EXODE INTÉRIEUR (3)
Par Michel Bellin le mercredi 12 janvier 2011, 07:52 - Lien permanent
Les toutes dernières lignes écrites par mon maître spirituel d'autrefois et de toujours Jean Sulivan (mort en 1980). Parfois difficile à comprendre quand on ne connaît pas à fond sa vie et son œuvre si intimement entremêlées. Moi, je le saisis à demi-mot, même dans le silence sous les mots. J'ai adopté à tout jamais, même si je n'y parviens guère, son intuition de l'instant-l'éternité : ce consentement à l'instant, à la beauté fugitive, à la sensation fine qui éblouit le regard et dilate le cœur. Plus qu'un Maître (dont il faut à tout prix se défaire), Sulivan est un compagnon, un ami, qui me séduit, m'interpelle, me dérange, me bouscule… depuis la découverte de ses éblouissantes Matinales (1976) jusqu'au recueil posthume de L'écart et l'alliance (1981).
« Le moi n'est-il qu'une pensée, une résultante de la construction de la mémoire ? Oui si l'on parle du moi de la pensée qui s'approprie (sans cesse occupé à se défendre ou à attaquer). Non s'il s'agit de cela où s'origine le regard, les gestes, la voix qui tient au premier choc du monde sur l'enfant, à son rejeu unique.
Il n'y a connaissance que si l'on quitte la relation sujet-objet pour être un avec.
Pourquoi cette incessant agitation mentale ? À cause du vide et de l'angoisse qui nous arrachent à la plénitude des instants. Les idées-cadres en quantifiant et en délimitant sécurisent par le dehors en masquant provisoirement le trouble intérieur.

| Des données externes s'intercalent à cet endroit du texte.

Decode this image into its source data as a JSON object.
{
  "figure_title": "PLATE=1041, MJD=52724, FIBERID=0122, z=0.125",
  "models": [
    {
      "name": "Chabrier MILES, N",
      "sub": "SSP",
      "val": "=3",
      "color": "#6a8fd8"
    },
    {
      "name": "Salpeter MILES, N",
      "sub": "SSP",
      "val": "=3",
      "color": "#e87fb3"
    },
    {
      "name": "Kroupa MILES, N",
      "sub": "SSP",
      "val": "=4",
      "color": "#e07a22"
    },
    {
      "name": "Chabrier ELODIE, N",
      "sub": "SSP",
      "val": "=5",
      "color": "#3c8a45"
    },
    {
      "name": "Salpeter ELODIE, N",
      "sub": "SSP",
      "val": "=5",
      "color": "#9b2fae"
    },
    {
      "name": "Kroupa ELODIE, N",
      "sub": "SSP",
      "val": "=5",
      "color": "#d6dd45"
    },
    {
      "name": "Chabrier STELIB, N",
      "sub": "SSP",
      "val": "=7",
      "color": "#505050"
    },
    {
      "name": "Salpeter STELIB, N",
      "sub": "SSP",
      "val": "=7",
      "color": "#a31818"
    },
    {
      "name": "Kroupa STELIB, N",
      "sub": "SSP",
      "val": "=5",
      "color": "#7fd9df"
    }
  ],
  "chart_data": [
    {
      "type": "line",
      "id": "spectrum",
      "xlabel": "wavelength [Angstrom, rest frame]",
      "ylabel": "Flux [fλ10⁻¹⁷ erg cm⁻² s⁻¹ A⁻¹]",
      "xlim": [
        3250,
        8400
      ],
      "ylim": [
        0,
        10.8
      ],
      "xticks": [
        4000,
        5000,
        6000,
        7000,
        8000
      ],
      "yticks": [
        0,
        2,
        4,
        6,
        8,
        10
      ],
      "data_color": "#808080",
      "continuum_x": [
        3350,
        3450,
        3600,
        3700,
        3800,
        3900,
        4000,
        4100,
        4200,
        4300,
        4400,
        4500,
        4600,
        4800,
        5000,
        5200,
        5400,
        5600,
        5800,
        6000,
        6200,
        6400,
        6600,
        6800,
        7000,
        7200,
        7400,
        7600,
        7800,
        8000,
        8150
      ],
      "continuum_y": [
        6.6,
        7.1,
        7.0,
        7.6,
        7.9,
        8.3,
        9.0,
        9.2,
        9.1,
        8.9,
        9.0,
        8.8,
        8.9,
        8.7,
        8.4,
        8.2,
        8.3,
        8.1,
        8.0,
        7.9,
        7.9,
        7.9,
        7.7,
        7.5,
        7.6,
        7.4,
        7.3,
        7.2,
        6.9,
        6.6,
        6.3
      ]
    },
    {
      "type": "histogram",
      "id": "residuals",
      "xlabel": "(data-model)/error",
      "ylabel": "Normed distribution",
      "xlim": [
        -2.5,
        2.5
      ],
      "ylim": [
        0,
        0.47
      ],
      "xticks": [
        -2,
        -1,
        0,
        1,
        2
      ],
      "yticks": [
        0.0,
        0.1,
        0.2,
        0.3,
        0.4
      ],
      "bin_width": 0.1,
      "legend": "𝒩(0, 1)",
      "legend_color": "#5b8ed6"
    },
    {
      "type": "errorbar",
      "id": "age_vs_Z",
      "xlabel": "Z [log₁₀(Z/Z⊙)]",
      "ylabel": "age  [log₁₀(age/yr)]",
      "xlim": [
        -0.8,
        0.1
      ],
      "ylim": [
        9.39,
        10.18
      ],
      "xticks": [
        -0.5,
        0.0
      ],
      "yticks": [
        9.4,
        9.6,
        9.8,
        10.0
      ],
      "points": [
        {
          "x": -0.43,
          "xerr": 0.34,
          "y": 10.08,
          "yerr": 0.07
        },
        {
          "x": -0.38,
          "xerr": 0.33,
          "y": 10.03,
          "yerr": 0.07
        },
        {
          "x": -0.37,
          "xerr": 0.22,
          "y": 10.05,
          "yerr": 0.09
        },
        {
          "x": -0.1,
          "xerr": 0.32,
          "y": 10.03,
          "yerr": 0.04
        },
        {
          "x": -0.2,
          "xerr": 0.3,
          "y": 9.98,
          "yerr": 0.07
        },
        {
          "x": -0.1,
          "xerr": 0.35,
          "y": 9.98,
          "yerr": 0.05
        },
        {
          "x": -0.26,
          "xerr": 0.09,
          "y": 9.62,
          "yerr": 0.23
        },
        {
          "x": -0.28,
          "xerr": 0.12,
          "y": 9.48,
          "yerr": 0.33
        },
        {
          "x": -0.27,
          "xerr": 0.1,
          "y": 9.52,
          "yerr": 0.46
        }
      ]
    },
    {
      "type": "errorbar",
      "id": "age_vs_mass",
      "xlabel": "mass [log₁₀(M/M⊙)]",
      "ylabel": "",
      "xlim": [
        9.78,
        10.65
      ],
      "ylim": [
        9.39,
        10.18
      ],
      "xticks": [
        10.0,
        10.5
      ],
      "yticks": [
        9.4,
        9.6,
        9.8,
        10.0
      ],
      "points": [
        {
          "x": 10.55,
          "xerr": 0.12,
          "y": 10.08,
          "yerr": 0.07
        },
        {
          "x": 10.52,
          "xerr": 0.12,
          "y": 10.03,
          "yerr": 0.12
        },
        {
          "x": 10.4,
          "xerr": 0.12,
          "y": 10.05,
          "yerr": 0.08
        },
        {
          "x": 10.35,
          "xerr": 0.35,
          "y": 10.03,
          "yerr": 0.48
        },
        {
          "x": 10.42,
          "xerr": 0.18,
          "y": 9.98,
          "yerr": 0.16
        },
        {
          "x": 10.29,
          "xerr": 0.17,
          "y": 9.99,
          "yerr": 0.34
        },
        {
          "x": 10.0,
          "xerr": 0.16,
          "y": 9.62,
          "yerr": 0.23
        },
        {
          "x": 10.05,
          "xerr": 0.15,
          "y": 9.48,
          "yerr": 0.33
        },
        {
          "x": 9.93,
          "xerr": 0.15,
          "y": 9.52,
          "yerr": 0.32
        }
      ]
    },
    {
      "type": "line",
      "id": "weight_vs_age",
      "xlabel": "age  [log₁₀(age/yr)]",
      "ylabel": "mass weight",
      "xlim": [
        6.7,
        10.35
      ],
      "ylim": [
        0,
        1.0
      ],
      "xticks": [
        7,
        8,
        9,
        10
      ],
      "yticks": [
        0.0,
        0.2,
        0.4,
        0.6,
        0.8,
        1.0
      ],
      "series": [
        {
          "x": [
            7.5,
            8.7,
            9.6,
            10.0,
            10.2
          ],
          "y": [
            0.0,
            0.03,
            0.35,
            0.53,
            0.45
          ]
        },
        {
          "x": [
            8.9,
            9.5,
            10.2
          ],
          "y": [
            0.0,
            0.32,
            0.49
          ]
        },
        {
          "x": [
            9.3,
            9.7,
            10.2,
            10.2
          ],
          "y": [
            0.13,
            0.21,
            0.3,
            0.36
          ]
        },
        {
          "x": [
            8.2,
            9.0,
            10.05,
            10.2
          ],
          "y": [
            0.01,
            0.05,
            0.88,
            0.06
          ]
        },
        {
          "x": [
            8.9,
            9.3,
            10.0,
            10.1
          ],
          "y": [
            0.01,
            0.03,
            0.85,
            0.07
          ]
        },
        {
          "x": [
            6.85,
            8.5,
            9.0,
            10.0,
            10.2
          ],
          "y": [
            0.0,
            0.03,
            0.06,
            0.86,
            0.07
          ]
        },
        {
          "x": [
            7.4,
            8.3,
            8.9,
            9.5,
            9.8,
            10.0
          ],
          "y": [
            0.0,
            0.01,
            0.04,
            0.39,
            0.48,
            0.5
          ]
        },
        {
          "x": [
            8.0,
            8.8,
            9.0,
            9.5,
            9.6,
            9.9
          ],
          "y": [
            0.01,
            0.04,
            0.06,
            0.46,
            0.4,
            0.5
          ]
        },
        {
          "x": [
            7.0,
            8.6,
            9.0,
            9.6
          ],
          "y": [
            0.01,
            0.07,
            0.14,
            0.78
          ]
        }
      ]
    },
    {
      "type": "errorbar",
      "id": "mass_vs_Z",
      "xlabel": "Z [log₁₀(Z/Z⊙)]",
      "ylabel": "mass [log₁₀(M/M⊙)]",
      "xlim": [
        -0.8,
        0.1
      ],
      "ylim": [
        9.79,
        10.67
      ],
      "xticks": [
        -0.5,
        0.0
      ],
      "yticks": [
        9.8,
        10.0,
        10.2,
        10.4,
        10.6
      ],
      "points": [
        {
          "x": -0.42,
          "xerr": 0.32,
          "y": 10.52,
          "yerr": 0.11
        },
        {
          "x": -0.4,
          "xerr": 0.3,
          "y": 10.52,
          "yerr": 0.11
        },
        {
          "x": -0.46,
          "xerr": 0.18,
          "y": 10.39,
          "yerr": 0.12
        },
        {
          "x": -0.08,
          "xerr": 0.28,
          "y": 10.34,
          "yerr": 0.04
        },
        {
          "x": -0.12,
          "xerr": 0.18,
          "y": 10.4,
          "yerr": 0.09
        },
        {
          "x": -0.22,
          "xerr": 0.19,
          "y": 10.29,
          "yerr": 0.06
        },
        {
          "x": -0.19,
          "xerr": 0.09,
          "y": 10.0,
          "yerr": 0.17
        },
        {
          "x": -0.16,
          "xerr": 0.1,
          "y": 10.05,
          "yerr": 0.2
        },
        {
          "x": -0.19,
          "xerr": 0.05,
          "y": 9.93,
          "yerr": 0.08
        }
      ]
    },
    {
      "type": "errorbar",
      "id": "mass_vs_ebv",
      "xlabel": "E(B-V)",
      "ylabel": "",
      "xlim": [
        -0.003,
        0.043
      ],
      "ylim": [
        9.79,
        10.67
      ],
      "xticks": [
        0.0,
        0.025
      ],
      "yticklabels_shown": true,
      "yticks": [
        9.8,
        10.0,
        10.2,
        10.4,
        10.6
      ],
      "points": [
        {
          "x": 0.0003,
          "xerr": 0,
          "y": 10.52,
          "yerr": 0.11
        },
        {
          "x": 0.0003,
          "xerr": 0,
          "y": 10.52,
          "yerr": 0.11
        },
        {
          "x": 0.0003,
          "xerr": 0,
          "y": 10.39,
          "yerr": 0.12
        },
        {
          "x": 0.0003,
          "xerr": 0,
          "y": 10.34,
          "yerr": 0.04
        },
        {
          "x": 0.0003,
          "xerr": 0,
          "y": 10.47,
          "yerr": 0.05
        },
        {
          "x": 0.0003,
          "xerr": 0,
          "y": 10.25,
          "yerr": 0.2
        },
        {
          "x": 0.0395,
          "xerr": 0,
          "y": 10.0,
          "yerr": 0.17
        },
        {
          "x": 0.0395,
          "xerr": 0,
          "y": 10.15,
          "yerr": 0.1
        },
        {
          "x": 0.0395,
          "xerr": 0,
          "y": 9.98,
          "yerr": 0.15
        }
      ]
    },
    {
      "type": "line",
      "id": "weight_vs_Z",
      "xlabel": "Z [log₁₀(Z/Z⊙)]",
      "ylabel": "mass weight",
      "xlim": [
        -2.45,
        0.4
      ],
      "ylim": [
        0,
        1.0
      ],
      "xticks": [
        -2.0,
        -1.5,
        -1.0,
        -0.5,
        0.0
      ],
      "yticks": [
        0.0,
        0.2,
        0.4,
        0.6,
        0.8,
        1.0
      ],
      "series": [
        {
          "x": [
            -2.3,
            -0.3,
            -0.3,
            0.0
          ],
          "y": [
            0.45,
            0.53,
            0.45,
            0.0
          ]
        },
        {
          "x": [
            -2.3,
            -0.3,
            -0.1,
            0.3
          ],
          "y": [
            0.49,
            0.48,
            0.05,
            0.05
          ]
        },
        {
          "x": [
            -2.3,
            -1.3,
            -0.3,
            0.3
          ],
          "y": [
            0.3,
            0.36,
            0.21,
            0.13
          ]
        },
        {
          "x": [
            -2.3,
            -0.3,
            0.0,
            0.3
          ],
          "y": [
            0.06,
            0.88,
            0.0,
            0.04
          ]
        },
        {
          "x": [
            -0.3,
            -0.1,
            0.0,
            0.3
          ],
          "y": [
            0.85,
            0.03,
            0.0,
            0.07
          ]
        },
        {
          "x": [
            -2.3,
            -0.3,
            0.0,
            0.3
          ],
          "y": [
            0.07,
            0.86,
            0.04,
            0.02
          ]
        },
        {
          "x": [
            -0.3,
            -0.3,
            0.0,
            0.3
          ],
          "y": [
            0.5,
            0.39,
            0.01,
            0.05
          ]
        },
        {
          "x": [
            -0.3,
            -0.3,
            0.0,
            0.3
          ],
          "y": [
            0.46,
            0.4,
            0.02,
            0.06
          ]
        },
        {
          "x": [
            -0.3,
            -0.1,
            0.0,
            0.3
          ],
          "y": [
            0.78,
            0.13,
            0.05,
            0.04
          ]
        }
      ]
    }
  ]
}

Qu'un moment de plénitude survienne, ne vous l'attribuez pas. Vous n'y êtes pour presque rien, malgré vos industries. Très tôt vous allez vous en apercevoir. Cela se passe dans l'impersonnel. Lâchez prise, absentez-vous : la joie est toujours là.Votre erreur est de trop chercher à comprendre. Peut-être saurez-vous qu'il n'y a pas à comprendre. Seule la mémoire du corps entier fait exister le passé dans l'instant, hors nostalgie. La mémoire mentale surdéveloppée sépare et frappe de nécrose toute sensation.
Le noyau de la personnalité n'est pas le moi construction de mémoire, mais dans la capacité d'accéder de façon unique à l'universel. »
Jean Sulivan, L'écart et l'alliance, p. 88-89, Gallimard.